Ein geschäftstüchtiger Bauherr hätte auf dem Schönberg wohl ein Berghotel oder wenigstens eine große, mondäne Hütte errichtet. Auf mehr als 2000 Metern Höhe, wo sich die Südwände des Wettersteingebirges mit einem letzten grasigen Eck tief in das Tiroler Gaistal absenken, liegt der perfekte Platz für Sonnenanbeter und Freunde großer Panoramen: Die senkrechten Felspfeiler der Wettersteingipfel im Rücken, die massige Hohe Munde und die grünen Talauen von Leutasch und Seefeld vor Augen, im Hintergrund die firnglänzenden Zentralalpen. Doch als Gabi und Sigmund Neuner und mit ihnen die Leutascher Agrargemeinschaft die Erlaubnis bekamen, auf dem Schönberg eine Hütte zu errichten, hatten sie nur eines im Sinn: Einen Nachfolger für ihre alte Rotmoosalm zu bauen.

Der schindelgedeckte Steinbau war im Februar 2009 von einem gewaltigen Schneebrett in einen Trümmerhaufen verwandelt worden. "Als wir eine Woche später mit den Tourenski hinauf sind und die Überreste unter dem Schnee inspiziert haben, waren wir geschockt", erzählt Gabi Neuner. "Doch dann sahen wir, dass wie durch ein Wunder eine Rückwand stehengeblieben war."

An ihr hingen noch einige Bilder, ausgestopfte Tiere und Geweihe, die jahrzehntelang die Stube geschmückt hatten. Seit 2011 hängen die Bilder und Jagdtrophäen in der Gaststube der neuen Hütte, die nach eineinhalb Jahren Bauzeit etwas weiter oberhalb auf 2030 Meter an einem lawinensicheren Platz entstand.
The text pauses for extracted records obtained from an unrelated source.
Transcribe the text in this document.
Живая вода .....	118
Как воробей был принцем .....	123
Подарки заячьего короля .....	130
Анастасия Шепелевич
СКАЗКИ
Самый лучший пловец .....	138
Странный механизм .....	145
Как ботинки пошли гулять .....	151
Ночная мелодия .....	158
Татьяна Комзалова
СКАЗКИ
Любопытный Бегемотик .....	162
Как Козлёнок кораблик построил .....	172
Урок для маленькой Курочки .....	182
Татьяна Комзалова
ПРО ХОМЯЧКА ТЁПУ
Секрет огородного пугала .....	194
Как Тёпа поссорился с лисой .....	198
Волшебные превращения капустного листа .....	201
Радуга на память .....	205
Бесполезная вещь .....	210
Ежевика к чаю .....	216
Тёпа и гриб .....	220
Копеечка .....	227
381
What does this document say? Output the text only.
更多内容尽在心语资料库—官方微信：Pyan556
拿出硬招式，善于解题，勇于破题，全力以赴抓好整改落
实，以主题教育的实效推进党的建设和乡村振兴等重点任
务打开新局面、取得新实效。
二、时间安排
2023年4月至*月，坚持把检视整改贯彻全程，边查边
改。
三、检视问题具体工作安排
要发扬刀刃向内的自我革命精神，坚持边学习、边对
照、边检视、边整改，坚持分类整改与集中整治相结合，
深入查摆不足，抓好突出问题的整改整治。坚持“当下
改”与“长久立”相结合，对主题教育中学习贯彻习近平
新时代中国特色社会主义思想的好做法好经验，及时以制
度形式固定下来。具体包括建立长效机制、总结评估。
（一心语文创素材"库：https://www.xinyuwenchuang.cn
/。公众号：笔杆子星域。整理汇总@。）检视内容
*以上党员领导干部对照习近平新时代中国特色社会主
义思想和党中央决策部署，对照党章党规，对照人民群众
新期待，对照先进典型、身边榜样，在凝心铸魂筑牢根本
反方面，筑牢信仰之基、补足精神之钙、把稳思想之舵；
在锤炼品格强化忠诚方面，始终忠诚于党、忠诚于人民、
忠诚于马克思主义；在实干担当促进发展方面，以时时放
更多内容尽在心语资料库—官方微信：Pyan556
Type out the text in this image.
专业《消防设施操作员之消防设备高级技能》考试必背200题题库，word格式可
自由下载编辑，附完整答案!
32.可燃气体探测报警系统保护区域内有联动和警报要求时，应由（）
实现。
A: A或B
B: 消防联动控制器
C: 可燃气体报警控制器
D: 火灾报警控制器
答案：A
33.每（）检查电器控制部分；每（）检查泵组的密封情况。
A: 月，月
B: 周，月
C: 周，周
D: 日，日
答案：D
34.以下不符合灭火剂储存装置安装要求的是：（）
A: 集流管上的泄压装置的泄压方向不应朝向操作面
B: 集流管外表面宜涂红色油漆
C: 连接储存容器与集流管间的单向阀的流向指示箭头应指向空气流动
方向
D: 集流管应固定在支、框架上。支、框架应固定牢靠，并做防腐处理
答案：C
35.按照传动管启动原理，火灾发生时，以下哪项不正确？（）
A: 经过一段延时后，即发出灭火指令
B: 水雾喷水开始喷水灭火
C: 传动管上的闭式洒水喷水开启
"Ein Neubau an der alten Stelle hätte ausgesehen wie eine Liftstation, weil wir Stahlbeton und eine Lawinen-Schutzmauer hätten einbauen müssen", sagt Sigmund Neuner. So aber bettet sich die neue Alm unweit der österreichisch-deutschen Landesgrenze als massiver, zweistöckiger Holzbau mit verziertem Balkon und Dachfirst in die Hochgebirgslandschaft ein.

Mit den großen Berggasthäusern anderer Gegenden kann und will sich die neue Hütte nicht messen. "Etwas mehr Platz und Komfort als in der alten Hütte wollten wir schon. Aber nicht viel mehr", sagt Gabi Neuner. Die Rotmoos ist eine Almhütte und soll eine bleiben. "Schließlich kümmern wir uns hier oben auch noch immer um mehr als 200 Kühe."

Zur Tradition kam - fein dosiert - der technische Fortschritt

Die Tiere sind im Besitz der Leutascher Agrargemeinschaft. Sie werden im Juli traditionell auf die Hochweiden am Schönberg getrieben, wie schon vor vielen Jahrzehnten, als die Rotmoosalm vor allem eine Hirtenhütte und noch keine Bleibe für Touristen war. "Nach dem Zweiten Weltkrieg gab es zwar Milch und ein paar Heulager für unerschrockene Bergsteiger, mehr aber nicht", erzählt Sigmund Neuner. Das änderte sich mit der Konjunktur des Wandertourismus, und als die Neuners 1993 die Rotmoosalm übernahmen, war aus Heu- längst Matratzenlager geworden und aus der Almhütte eine kleine, beliebte Jausenstation. Dass die Speisenkarten kurz und deftig, die Räume klein und gemütlich geblieben waren - gerade das liebten die Stammgäste und naturverbundene Wanderer.

Diese Qualitäten werden sie in der neuen Hütte wiederentdecken. Auch die bewährte Brettljause mit dem selbstgemachten Graukäse bleibt im Angebot, das Matratzenlager mit nur 14 Plätzen übersichtlich. Doch zur Tradition kam - fein dosiert - der technische Fortschritt. Mehrere Quadratmeter große Solarzellen ducken sich ein wenig unterhalb der Hütte hinter einen Felsen. Die Energiewende ist auch im Hochgebirge angekommen.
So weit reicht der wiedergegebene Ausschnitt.